Couverture du journal du 28/11/2020 Consulter le journal

Personnes vulnérables, fin de l’activité partielle

Les personnes vulnérables face à la Covid-19 ne bénéficient plus du chômage partiel sauf si elles sont particulièrement fragiles du fait d'une grave pathologie.

Depuis mai 2020, les personnes vulnérables présentant un risque de développer une forme grave d’infection au virus de la Covid-19 pouvaient être placées en activité partielle. Il en a été de même pour les personnes partageant leur domicile.

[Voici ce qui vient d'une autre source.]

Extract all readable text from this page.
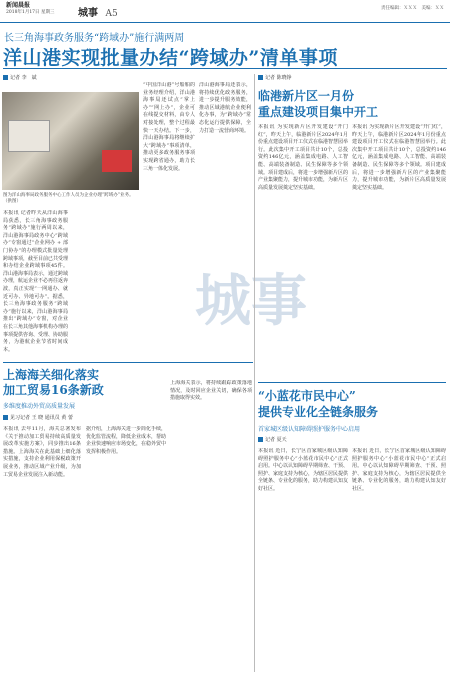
新闻晨报
2018年1月17日 星期三 城事 A5
责任编辑：ＸＸＸ　美编：ＸＸ
长三角海事政务服务“跨域办”施行满两周
洋山港实现批量办结“跨域办”清单事项
记者 李　斌
图为洋山海事局政务服务中心工作人员为企业办理“跨域办”业务。（供图）
本报讯 记者昨天从洋山海事局获悉，长三角海事政务服务“跨域办”施行两周以来，洋山港海事局政务中心“跨域办”专窗通过“企业网办 + 部门协办”的办理模式批量处理跨域事项，截至目前已共受理和办结企业跨域事项45件。洋山港海事局表示，通过跨域办理，航运企业不必再往返奔波，真正实现“一网通办、就近可办、异地可办”。据悉，长三角海事政务服务“跨域办”施行以来，洋山港海事局推出“跨域办”专窗，对企业在长三角其他海事机构办理的事项提供咨询、受理、协助服务，为港航企业节省时间成本。
“中国洋山港”号船舶的业务经理介绍，洋山港海事局还试点“掌上办”“网上办”，企业可在线提交材料，由专人对接处理，整个过程最快一天办结。下一步，洋山港海事局将继续扩大“跨域办”事项清单，推动更多政务服务事项实现跨省通办，助力长三角一体化发展。
洋山港海事局还表示，将持续优化政务服务，进一步提升服务效能，推动区域港航企业便利化办事，为“跨域办”常态化运行提供保障，全力打造一流营商环境。
城事
上海海关细化落实
加工贸易16条新政
多维度推动外贸高质量发展
见习记者 王 晓 通讯员 黄 蕾
本报讯 去年11月，海关总署发布《关于推动加工贸易持续高质量发展改革实施方案》，同步推出16条措施。上海海关在此基础上细化落实措施，支持企业利用保税政策开展业务，推动区域产业升级，为加工贸易企业发展注入新动能。
据介绍，上海海关进一步简化手续，优化监管流程，降低企业成本，帮助企业快速响应市场变化，在稳外贸中发挥积极作用。
上海海关表示，将持续跟踪政策落地情况，及时回应企业关切，确保各项措施取得实效。
记者 陈晓铮
临港新片区一月份
重点建设项目集中开工
本报讯 为实现新片区开发建设“开门红”，昨天上午，临港新片区2024年1月份重点建设项目开工仪式在临港智慧园举行。此次集中开工项目共计10个，总投资约146亿元，涵盖集成电路、人工智能、高端装备制造、民生保障等多个领域。项目建成后，将进一步增强新片区的产业集聚能力，提升城市功能，为新片区高质量发展奠定坚实基础。
本报讯 为实现新片区开发建设“开门红”，昨天上午，临港新片区2024年1月份重点建设项目开工仪式在临港智慧园举行。此次集中开工项目共计10个，总投资约146亿元，涵盖集成电路、人工智能、高端装备制造、民生保障等多个领域。项目建成后，将进一步增强新片区的产业集聚能力，提升城市功能，为新片区高质量发展奠定坚实基础。
“小蓝花市民中心”
提供专业化全链条服务
首家城区级认知障碍照护服务中心启用
记者 夏天
本报讯 近日，长宁区首家城区级认知障碍照护服务中心“小蓝花市民中心”正式启用。中心以认知障碍早期筛查、干预、照护、家庭支持为核心，为辖区居民提供全链条、专业化的服务，助力构建认知友好社区。
本报讯 近日，长宁区首家城区级认知障碍照护服务中心“小蓝花市民中心”正式启用。中心以认知障碍早期筛查、干预、照护、家庭支持为核心，为辖区居民提供全链条、专业化的服务，助力构建认知友好社区。
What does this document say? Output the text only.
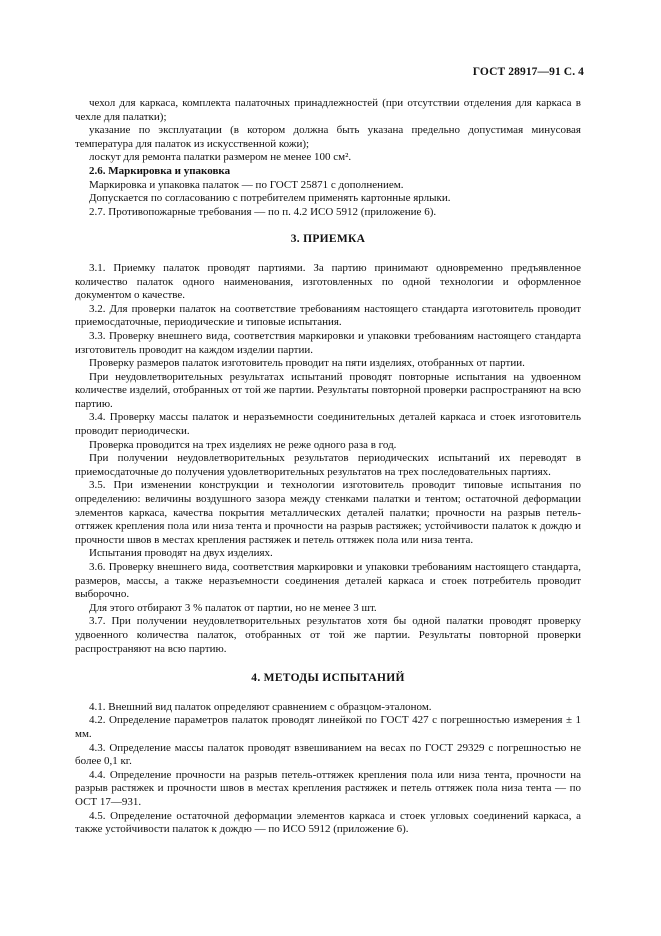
ГОСТ 28917—91 С. 4

чехол для каркаса, комплекта палаточных принадлежностей (при отсутствии отделения для каркаса в чехле для палатки);

указание по эксплуатации (в котором должна быть указана предельно допустимая минусовая температура для палаток из искусственной кожи);

лоскут для ремонта палатки размером не менее 100 см².

2.6. Маркировка и упаковка

Маркировка и упаковка палаток — по ГОСТ 25871 с дополнением.

Допускается по согласованию с потребителем применять картонные ярлыки.

2.7. Противопожарные требования — по п. 4.2 ИСО 5912 (приложение 6).

3. ПРИЕМКА

3.1. Приемку палаток проводят партиями. За партию принимают одновременно предъявленное количество палаток одного наименования, изготовленных по одной технологии и оформленное документом о качестве.

3.2. Для проверки палаток на соответствие требованиям настоящего стандарта изготовитель проводит приемосдаточные, периодические и типовые испытания.

3.3. Проверку внешнего вида, соответствия маркировки и упаковки требованиям настоящего стандарта изготовитель проводит на каждом изделии партии.

Проверку размеров палаток изготовитель проводит на пяти изделиях, отобранных от партии.

При неудовлетворительных результатах испытаний проводят повторные испытания на удвоенном количестве изделий, отобранных от той же партии. Результаты повторной проверки распространяют на всю партию.

3.4. Проверку массы палаток и неразъемности соединительных деталей каркаса и стоек изготовитель проводит периодически.

Проверка проводится на трех изделиях не реже одного раза в год.

При получении неудовлетворительных результатов периодических испытаний их переводят в приемосдаточные до получения удовлетворительных результатов на трех последовательных партиях.

3.5. При изменении конструкции и технологии изготовитель проводит типовые испытания по определению: величины воздушного зазора между стенками палатки и тентом; остаточной деформации элементов каркаса, качества покрытия металлических деталей палатки; прочности на разрыв петель-оттяжек крепления пола или низа тента и прочности на разрыв растяжек; устойчивости палаток к дождю и прочности швов в местах крепления растяжек и петель оттяжек пола или низа тента.

Испытания проводят на двух изделиях.

3.6. Проверку внешнего вида, соответствия маркировки и упаковки требованиям настоящего стандарта, размеров, массы, а также неразъемности соединения деталей каркаса и стоек потребитель проводит выборочно.

Для этого отбирают 3 % палаток от партии, но не менее 3 шт.

3.7. При получении неудовлетворительных результатов хотя бы одной палатки проводят проверку удвоенного количества палаток, отобранных от той же партии. Результаты повторной проверки распространяют на всю партию.

4. МЕТОДЫ ИСПЫТАНИЙ

4.1. Внешний вид палаток определяют сравнением с образцом-эталоном.

4.2. Определение параметров палаток проводят линейкой по ГОСТ 427 с погрешностью измерения ± 1 мм.

4.3. Определение массы палаток проводят взвешиванием на весах по ГОСТ 29329 с погрешностью не более 0,1 кг.

4.4. Определение прочности на разрыв петель-оттяжек крепления пола или низа тента, прочности на разрыв растяжек и прочности швов в местах крепления растяжек и петель оттяжек пола низа тента — по ОСТ 17—931.

4.5. Определение остаточной деформации элементов каркаса и стоек угловых соединений каркаса, а также устойчивости палаток к дождю — по ИСО 5912 (приложение 6).
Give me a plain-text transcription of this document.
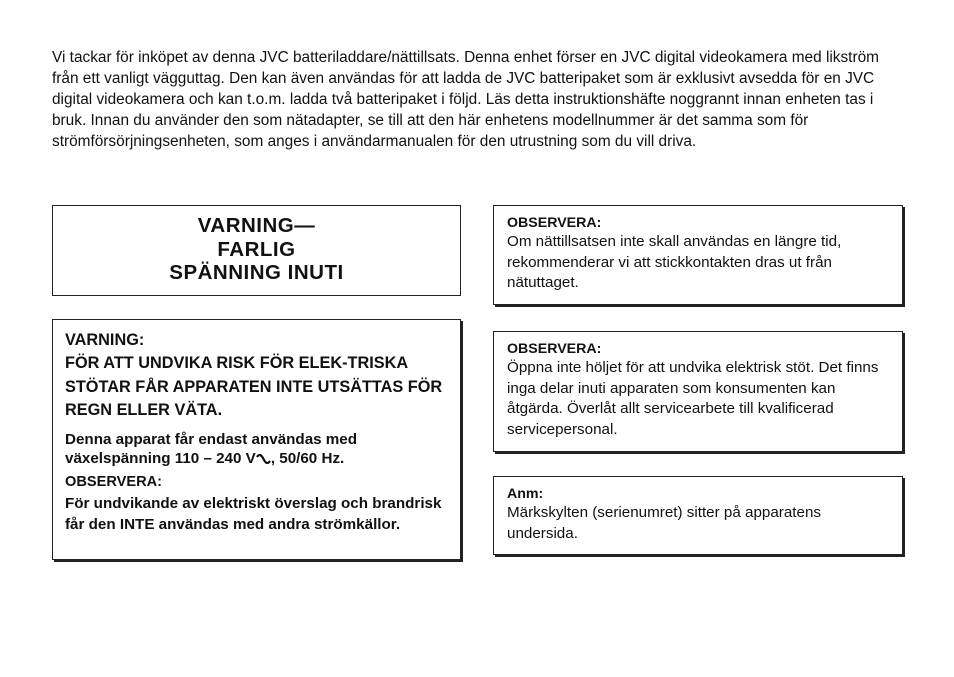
Vi tackar för inköpet av denna JVC batteriladdare/nättillsats. Denna enhet förser en JVC digital videokamera med likström från ett vanligt vägguttag. Den kan även användas för att ladda de JVC batteripaket som är exklusivt avsedda för en JVC digital videokamera och kan t.o.m. ladda två batteripaket i följd. Läs detta instruktionshäfte noggrannt innan enheten tas i bruk. Innan du använder den som nätadapter, se till att den här enhetens modellnummer är det samma som för strömförsörjningsenheten, som anges i användarmanualen för den utrustning som du vill driva.

VARNING—
FARLIG
SPÄNNING INUTI

VARNING:

FÖR ATT UNDVIKA RISK FÖR ELEK-TRISKA STÖTAR FÅR APPARATEN INTE UTSÄTTAS FÖR REGN ELLER VÄTA.

Denna apparat får endast användas med växelspänning 110 – 240 V , 50/60 Hz.

OBSERVERA:

För undvikande av elektriskt överslag och brandrisk får den INTE användas med andra strömkällor.

OBSERVERA:

Om nättillsatsen inte skall användas en längre tid, rekommenderar vi att stickkontakten dras ut från nätuttaget.

OBSERVERA:

Öppna inte höljet för att undvika elektrisk stöt. Det finns inga delar inuti apparaten som konsumenten kan åtgärda. Överlåt allt servicearbete till kvalificerad servicepersonal.

Anm:

Märkskylten (serienumret) sitter på apparatens undersida.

Ce dispositif a pris fin en septembre 2020, sauf pour les personnes vulnérables particulièrement fragiles dont la liste vient d’être publiée par décret. Il s’agit des personnes souffrant des pathologies suivantes :

  • cancer évolutif sous traitement (hors hormonothérapie) ;
  • immunodépression congénitale ou acquise :
    • médicamenteuse : chimiothérapie anticancéreuse, traitement immunosuppresseur, biothérapie et/ou corticothérapie à dose immunosuppressive ;
    • infection à VIH non contrôlée ou avec des CD4 < 200/mm3 ;
    • consécutive à une greffe d’organe solide ou de cellules souches hématopoïétiques ;
    • liée à une hémopathie maligne en cours de traitement ;
  • insuffisance rénale chronique sévère ou dialyse.

 

Figurent également au nombre des personnes vulnérables particulièrement fragiles, les personnes âgées d’au moins 65 ans, affectées d’un diabète associé à une obésité, ou de complications micro ou macro-vasculaires.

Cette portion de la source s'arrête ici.